Back in 2014 when I went vegan, I felt helpless despite my transition. Yeah, I didn't eat animal products anymore, but surely there was more I could do to somehow be a voice for the voiceless, stop the violence, and work to transform our hierarchy of suffering into a unity of compassion. With such deep awareness of issues such as our exploitation of our world and its inhabitants, it is hard not to feel absolutely depressed about it. I found myself wanting to alienate myself from such an ugly society that thrives so strongly upon egocentric ideals that its followers easily normalize such qualities. The very fact that we can normalize eating the literal flesh of a once-living creature while petting another that we adore shows how even the most normal and routine act for us is so destructive.





 Ana's face adorned with an animal rights tattoo
Ana's face adorned with an animal rights tattoo




It was last summer when I was on Facebook that I decided to go to every vegan related event in my area, which by the way isn’t very much since I live in the middle of Michigan. I wanted to put my emotions to action, and little did I know I would be doing an action later that very day.

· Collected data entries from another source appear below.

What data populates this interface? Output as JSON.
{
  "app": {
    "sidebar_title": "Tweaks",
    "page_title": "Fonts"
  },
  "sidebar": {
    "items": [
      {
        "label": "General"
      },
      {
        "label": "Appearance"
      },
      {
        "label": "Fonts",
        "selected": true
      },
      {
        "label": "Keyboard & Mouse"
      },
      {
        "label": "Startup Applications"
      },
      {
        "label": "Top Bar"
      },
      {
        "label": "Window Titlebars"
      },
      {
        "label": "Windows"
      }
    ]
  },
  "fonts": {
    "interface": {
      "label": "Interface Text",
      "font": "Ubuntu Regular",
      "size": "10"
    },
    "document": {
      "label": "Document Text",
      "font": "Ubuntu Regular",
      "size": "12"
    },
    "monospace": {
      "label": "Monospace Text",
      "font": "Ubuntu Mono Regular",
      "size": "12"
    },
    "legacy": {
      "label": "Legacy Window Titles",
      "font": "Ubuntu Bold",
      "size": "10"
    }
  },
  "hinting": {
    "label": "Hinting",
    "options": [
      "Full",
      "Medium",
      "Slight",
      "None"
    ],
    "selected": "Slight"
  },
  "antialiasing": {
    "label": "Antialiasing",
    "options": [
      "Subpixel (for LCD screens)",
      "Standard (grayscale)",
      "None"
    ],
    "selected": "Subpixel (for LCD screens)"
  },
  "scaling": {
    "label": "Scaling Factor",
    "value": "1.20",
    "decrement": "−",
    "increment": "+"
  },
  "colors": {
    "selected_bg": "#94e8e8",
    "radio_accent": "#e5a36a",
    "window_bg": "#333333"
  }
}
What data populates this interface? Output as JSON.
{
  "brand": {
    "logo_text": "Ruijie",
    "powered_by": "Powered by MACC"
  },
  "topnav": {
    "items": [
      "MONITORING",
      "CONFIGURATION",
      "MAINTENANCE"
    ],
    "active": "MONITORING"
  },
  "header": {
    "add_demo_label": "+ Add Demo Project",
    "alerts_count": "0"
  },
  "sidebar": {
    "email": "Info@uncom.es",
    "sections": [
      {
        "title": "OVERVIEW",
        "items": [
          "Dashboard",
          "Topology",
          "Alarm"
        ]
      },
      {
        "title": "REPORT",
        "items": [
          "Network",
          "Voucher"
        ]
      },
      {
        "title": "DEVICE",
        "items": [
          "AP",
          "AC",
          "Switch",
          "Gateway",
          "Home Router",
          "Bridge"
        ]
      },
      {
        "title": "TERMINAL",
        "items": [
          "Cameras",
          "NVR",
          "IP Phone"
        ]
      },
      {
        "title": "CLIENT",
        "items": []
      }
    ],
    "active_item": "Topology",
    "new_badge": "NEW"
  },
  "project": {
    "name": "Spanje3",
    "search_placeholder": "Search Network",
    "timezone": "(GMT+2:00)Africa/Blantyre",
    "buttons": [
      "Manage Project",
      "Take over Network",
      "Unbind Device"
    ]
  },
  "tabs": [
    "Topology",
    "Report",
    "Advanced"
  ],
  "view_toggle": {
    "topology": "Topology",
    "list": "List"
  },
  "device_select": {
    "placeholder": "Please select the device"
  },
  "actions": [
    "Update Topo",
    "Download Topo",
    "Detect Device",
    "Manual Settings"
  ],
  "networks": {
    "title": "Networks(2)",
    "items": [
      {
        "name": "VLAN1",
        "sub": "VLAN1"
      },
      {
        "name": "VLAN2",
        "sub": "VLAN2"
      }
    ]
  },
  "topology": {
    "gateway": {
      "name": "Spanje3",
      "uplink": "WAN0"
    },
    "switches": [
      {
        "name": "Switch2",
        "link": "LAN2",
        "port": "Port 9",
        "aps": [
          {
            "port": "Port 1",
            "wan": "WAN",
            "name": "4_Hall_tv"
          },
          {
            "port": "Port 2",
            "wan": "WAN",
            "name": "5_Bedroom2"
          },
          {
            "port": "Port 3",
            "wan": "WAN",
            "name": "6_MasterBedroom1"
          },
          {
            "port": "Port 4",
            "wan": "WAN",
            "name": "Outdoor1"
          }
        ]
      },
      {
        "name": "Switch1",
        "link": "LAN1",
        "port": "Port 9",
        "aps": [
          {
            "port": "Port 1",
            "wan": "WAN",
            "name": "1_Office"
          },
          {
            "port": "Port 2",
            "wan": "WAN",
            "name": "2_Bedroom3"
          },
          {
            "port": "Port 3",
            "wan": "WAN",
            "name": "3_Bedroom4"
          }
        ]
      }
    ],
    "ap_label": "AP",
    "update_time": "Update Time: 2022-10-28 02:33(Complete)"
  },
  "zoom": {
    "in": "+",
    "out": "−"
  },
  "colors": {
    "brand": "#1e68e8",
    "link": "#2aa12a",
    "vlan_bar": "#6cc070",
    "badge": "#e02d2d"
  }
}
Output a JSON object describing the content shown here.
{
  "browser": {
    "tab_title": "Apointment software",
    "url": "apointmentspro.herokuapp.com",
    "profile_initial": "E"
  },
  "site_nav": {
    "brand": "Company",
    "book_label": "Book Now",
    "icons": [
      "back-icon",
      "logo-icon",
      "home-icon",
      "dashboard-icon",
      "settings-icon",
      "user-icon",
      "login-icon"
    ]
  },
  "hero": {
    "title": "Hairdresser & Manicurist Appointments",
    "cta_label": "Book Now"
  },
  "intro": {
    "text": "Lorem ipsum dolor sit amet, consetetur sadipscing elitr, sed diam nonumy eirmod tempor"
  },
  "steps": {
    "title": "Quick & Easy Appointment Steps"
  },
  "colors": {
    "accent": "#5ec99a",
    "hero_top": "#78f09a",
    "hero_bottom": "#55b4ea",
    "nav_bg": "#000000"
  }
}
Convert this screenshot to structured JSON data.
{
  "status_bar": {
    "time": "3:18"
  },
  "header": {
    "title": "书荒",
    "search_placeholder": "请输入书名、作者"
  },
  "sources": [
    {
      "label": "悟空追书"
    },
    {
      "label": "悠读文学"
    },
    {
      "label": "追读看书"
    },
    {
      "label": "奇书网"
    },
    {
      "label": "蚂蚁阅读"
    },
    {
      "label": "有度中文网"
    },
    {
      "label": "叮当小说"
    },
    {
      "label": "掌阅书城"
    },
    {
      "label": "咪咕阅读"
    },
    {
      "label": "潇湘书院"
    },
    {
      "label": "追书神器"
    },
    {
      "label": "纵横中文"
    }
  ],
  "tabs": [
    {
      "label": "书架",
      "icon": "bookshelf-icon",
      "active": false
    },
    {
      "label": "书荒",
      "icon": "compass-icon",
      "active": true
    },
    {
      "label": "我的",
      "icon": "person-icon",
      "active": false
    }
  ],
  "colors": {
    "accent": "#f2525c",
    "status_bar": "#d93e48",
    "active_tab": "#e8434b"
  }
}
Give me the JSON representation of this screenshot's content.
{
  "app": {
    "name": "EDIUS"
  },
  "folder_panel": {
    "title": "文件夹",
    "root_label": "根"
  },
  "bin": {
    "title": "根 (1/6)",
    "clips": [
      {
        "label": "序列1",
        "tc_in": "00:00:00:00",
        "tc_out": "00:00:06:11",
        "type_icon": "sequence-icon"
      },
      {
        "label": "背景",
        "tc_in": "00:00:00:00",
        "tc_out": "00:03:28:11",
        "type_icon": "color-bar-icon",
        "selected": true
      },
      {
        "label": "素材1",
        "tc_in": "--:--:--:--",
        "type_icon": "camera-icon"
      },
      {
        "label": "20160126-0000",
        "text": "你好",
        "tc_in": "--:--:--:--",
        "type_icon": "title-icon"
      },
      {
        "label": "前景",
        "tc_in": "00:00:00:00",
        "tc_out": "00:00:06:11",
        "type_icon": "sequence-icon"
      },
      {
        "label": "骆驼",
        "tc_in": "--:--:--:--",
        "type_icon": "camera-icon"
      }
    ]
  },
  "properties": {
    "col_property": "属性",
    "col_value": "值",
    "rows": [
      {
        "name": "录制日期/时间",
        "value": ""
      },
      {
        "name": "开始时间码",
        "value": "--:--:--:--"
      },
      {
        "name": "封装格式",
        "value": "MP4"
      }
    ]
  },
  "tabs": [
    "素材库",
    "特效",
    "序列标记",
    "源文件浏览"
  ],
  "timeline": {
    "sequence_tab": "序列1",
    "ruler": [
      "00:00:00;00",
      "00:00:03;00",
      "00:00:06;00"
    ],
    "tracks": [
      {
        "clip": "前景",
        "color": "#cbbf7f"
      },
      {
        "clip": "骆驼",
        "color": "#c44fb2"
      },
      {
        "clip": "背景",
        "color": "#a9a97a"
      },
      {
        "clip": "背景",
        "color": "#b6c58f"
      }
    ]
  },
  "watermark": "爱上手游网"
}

I wasn’t quite sure how I ended up at that one park in Grand Rapids, but the event page said something like “Vegan Meetup,” so I went along with it. At the park, I saw Rachel from a vegan potluck I had gone to; she was talking about an action and signs. I was still unaware that she was talking about an actual disruption.

Later on, three other people showed up, and they seemed a bit nervous. I was wondering when we would maybe eat some vegan food, for I thought it was a potluck... until I saw our soon to be cameraman nervously smoking a cigarette. It was in that moment I realized I would not be eating kale chips; I was going to disrupt a crowded restaurant.

Before I knew it, the five of us were walking towards the restaurant we would disrupt. I didn’t have much time to be nervous or process what was going to happen. After disrupting two restaurants that day and seeing the pure nirvana of activism run through my fellow activist friends, I knew that this was only the start of something much bigger than me. I finally felt like I was a part of this revolution, not just standing idly by. As crazy and corny as it sounds, activism found me, DxE found me when I wasn’t even sure what I needed.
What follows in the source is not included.